What to Do if You Are Facing Insolvency
If you find yourself unable to keep up with debts, it is important not to ignore the situation. Engaging with creditors early often helps prevent legal escalation. South African law provides for debt review, which allows individuals to restructure payments in a more manageable way. For those with assets that could cover debts if properly managed, voluntary surrender may also be an option. Seeking professional advice from a Debt Counsellor, Financial Advisor, or a Legal Practitioner can make a critical difference.

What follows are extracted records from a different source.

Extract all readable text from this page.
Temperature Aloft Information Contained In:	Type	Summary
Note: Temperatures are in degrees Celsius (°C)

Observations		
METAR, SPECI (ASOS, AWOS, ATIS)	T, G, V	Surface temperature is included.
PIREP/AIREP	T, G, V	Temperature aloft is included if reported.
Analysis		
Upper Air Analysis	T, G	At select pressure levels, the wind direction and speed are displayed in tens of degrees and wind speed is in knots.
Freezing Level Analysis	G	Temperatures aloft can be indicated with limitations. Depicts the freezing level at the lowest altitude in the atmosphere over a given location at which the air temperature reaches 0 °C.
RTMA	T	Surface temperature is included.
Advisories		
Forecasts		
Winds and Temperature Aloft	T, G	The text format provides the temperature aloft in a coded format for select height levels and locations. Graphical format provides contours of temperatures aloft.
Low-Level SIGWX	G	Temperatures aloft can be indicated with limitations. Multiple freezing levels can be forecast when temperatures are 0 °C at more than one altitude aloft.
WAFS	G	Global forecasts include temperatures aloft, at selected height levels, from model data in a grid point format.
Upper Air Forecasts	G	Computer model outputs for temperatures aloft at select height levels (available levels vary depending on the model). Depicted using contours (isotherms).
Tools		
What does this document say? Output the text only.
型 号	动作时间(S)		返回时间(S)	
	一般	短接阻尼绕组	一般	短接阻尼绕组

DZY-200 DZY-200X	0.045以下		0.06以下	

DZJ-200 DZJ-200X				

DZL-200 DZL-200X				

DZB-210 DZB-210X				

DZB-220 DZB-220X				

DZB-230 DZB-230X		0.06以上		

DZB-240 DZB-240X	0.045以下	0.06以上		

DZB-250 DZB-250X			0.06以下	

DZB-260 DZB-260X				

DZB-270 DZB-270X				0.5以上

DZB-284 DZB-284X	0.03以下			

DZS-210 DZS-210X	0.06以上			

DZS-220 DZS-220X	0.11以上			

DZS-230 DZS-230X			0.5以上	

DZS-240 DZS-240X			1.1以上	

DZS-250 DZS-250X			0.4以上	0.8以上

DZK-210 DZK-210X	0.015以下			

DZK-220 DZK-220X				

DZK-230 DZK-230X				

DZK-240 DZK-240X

Above all, avoid making promises you cannot keep or hiding assets. As the Worner case shows, admissions of financial difficulty and failure to satisfy judgment debts can quickly trigger sequestration proceedings. Transparency and proactive engagement are usually the best strategies when facing financial distress.
Conclusion
Insolvency law is designed to protect creditors, but it also serves the public interest by ensuring fairness and stability in the financial system. The Worner case demonstrates how seriously courts take acts of insolvency, and how quickly a debtor can lose control of their estate once sequestration proceedings are launched. For anyone in financial trouble, the lesson is clear: act early, seek help, and explore options such as debt review before matters reach the courts. Once an act of insolvency is committed, the legal consequences can be swift and far-reaching.